Priceline Group Inc (NASDAQ:PCLN) is the company face of some popular online travel agents that allow consumers to purchase airline tickets and rent hotel rooms and cars from hub sites. It’s predicted PCLN will grow, and the stock is a good buy compared to its competitors.
This being the case, it’s no wonder PCLN stock has soared, earning it membership in the $1,000 club. But tastes change quickly in the tech world, and the tide could be turning for Priceline and other online travel agents.
I think investors should be cautious about holding PCLN stock. Let’s review some of the reasons:
PCLN Stock: Direct Booking Is Growing
Online travel agents like PCLN are great for people who want to go online and experience one-stop shopping. There’s no time spent going from site to site or scouring the internet to come up with the best possible deal.
But then there are those who want rock-bottom prices without having to pay an agent. They enjoy the thrill of having discovered a bargain that the masses are clueless about. And this is where PCLN can get hurt.
More people are falling into that latter category. The New York Times recently likened these customers to people who visit bookstores to take notes from travel guides, but never actually buy the books.
More people are using online travel agents as starting points for flight searches that will conclude by purchasing directly from airlines. There are also popular peer-to-peer websites that let consumers cut out the “agent” and deal directly with individuals offering accommodations.

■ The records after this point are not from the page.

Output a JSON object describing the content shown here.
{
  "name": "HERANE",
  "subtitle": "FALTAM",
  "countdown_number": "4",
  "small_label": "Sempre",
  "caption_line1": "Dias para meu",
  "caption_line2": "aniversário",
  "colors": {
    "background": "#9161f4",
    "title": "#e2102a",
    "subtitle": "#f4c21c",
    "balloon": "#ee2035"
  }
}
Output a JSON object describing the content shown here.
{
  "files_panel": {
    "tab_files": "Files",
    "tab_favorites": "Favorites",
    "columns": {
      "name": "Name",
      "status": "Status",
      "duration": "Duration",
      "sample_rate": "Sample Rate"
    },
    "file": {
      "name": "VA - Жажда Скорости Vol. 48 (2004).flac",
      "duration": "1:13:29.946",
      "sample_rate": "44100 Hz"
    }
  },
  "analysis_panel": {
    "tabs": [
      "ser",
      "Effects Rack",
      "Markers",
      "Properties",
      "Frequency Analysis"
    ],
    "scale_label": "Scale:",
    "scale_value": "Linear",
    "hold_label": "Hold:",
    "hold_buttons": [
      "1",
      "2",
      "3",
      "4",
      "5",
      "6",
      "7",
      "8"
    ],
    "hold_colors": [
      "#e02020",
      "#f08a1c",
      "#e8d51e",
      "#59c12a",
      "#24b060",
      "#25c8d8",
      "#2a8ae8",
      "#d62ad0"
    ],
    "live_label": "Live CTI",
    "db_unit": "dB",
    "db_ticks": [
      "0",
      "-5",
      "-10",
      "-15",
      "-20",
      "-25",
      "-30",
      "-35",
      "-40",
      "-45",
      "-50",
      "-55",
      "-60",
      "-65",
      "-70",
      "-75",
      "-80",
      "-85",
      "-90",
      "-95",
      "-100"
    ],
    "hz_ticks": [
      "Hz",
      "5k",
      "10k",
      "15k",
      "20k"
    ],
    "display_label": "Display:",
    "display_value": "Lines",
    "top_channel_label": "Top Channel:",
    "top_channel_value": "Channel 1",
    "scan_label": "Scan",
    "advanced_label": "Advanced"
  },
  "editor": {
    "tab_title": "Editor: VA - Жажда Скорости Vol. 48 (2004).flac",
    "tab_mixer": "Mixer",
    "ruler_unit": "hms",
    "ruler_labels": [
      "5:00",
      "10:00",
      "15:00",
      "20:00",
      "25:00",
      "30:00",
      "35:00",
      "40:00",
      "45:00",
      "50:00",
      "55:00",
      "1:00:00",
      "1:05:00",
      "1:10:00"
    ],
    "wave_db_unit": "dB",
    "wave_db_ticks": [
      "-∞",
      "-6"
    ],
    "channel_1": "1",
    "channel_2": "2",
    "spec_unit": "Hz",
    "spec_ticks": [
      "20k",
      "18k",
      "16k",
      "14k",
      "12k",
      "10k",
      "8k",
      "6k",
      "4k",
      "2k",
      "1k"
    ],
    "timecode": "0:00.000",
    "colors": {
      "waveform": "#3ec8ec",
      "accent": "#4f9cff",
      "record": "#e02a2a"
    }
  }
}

PCLN Stock: The Euro Factor
To say that PCLN does a good deal of its business overseas would be an understanding. In fact, the company does the majority of its business internationally — to the tune of about 90% of its bookings. And most of this comes from countries in the eurozone.
The problem is that the dollar’s strength makes it a particularly bad time for American companies getting the majority of their revenue from Europe. Deutsche Bank AG (USA) (NYSE:DB) expects the euro to be valued at 90 cents by the end of 2016 and at 85 cents by the end of 2017.
PCLN has enjoyed impressive growth for the past decade, but it’s hard to see where the additional growth will come from, especially in light of an ever-increasing and aggressive number of competitors such as Google (NASDAQ:GOOGL, NASDAQ:GOOG) and Hotel Tonight.
Mobile apps such as Hotel Tonight present a particularly thorny problem for PCLN and other online travel agents due to their agility. Even Priceline CEO Darren Huston has admitted the company has had trouble taking advantage of all aspects of the mobile platform.
Priceline’s impressive growth over the last decade has made it a Wall Street darling. But the question is whether the company will be able to sustain those stellar growth numbers.
With increased competition and the bulk of the company’s business being in Europe — where the euro is down against the dollar — the question is a valid one.
Take your profits from PCLN stock now.
As of this writing, Will Emerson did not hold a position in any of the aforementioned securities.